Le quotidien El Pais rapporte le 11 août que l'Espagne pourrait se tourner vers la Cour internationale de justice, l'Assemblée générale des Nations unies ou le Conseil de sécurité de l'ONU. Le ministre espagnol des affaires étrangères y cherchera le soutien de l'Argentine, actuellement membre non permanent du Conseil de sécurité de l'ONU.

« Nous envisageons de porter le dossier devant l'ONU et toutes les options sont envisagées », a expliqué la source.

Selon le même quotidien, l'opposition espagnole devrait demander à l'UE d'intervenir dans la gestion du dossier de Gibraltar et d'éviter ainsi de « fausses alliances » et aventures.

L'Espagne à la recherche du soutien de l'Argentine

« Le ministre doit se rendre en Argentine en septembre et il prévoit un échange d'idées sur le dossier », a-t-il déclaré. L'Argentine est elle-même en conflit avec la Grande-Bretagne à propos des îles Malouines.

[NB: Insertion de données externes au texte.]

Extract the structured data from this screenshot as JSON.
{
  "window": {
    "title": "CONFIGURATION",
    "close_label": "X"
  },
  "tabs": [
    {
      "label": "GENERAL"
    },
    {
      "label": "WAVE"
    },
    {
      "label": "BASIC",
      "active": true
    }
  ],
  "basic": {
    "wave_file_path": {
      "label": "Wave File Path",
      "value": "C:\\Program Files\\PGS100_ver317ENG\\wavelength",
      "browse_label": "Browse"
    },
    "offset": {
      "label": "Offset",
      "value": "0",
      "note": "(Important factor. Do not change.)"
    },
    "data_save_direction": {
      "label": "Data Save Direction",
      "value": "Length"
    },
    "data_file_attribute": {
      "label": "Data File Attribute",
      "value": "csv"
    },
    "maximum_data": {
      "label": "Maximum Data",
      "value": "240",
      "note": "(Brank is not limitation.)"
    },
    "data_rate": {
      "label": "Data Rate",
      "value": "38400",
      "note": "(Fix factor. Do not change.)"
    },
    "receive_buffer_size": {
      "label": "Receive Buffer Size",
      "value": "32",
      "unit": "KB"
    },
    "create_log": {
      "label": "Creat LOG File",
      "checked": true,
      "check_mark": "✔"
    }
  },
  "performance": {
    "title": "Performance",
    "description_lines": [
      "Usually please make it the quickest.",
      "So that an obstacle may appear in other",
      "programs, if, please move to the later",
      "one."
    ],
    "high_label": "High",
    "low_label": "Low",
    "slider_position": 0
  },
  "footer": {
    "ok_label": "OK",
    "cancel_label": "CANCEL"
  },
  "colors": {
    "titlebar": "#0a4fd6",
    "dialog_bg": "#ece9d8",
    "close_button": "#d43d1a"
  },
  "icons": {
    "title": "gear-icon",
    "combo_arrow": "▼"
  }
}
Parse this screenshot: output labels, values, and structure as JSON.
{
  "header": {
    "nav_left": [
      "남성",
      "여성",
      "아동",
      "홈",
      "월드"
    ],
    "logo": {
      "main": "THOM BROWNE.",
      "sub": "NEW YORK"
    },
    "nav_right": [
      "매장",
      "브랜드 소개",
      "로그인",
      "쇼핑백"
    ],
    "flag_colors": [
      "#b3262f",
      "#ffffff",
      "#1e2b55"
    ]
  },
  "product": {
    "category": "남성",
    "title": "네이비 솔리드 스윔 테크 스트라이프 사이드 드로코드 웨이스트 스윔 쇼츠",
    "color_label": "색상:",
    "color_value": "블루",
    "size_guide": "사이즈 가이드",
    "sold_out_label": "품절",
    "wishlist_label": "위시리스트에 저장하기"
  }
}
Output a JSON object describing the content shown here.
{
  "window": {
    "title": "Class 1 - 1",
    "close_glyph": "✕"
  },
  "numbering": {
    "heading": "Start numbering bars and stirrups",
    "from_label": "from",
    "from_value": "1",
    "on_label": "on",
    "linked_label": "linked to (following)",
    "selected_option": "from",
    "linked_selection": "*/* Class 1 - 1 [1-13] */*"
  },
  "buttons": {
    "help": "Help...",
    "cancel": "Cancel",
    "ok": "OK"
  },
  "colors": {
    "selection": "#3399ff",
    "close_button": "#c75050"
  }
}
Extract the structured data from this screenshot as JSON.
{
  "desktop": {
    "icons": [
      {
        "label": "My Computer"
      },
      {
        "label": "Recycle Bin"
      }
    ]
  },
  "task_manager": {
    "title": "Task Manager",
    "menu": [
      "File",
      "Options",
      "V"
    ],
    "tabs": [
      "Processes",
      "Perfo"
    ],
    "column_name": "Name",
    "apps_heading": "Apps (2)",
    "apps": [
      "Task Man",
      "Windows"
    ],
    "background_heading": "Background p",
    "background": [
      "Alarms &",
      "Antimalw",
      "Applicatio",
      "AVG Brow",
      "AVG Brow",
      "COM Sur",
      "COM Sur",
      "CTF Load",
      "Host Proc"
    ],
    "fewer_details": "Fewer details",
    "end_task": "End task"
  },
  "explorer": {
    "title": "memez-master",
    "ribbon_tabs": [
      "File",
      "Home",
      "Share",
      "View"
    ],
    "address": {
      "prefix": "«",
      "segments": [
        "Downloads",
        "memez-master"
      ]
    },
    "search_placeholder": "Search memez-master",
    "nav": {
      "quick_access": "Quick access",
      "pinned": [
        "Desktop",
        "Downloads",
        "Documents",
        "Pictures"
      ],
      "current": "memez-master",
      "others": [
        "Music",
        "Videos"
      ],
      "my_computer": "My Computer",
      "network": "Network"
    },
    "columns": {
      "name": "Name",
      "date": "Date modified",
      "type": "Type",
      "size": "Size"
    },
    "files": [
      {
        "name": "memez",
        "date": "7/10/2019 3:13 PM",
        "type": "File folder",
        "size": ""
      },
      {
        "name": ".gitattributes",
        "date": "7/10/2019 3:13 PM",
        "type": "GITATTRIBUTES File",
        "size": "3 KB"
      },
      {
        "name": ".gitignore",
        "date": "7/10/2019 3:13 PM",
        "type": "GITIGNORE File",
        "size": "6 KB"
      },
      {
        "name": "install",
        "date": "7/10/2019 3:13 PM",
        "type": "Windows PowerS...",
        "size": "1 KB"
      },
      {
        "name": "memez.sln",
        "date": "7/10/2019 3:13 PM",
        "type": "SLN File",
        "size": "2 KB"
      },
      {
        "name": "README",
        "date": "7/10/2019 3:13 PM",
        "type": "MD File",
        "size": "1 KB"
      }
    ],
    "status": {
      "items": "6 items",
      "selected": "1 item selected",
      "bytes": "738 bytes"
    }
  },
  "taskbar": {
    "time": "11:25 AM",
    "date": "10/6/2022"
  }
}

Le président du gouvernement espagnol, Mariano Rajoy, a dit le 9 août envisager des mesures unilatérales liées au dossier de Gibraltar. Dans le même temps, des navires de la marine britannique se dirigeaient vers le territoire pour une visite de routine planifiée selon Madrid et Londres.

M. Rajoy, et le premier ministre britannique, David Cameron, avaient convenu de la nécessité de faire baisser la tension entre les deux pays. Les deux camps ne sont pourtant pas enclins à mettre de l'eau dans leur vin.

La question de Gibraltar est un point d'achoppement majeur des relations entre les deux pays. Madrid revendique la souveraineté du « rocher », cédé à la Grande-Bretagne dans le cadre du traité d'Utrecht en 1713.

Le dernier litige en date remonte à juillet 2013 quand des bateaux de Gibraltar ont installé des blocs de béton en vue de créer un récif à l'embouchure de la Méditerranée.

Un déploiement britannique naval prévu

L'Espagne estime que le récif bloque la circulation de ses bateaux de pêche. En représailles, elle a menacé d'instaurer des contrôles plus stricts et un péage de 50 euros à l'entrée de Gibraltar. Rien ne prouve que cette mesure respecterait le droit européen.

Lors d'un entretien sur une chaîne de télévision espagnole, le ministre Margallo a expliqué que le péage ne s'appliquerait pas aux travailleurs qui traversent régulièrement la frontière pour des raisons professionnelles. Il s'est également engagé à venir en aide aux pêcheurs dont les moyens de subsistance seraient mis en péril par le récif.

Le navire de guerre de la marine britannique HMS Westminster devrait se mettre à quai à Gibraltar dans le cadre d'un déploiement annuel. Deux navires militaires auxiliaires devraient l’escorter jusqu'à destination. Même s'il s'agit d'un exercice prévu, il pourrait entraîner des tensions au sein de la population en Espagne et au Royaume-Uni.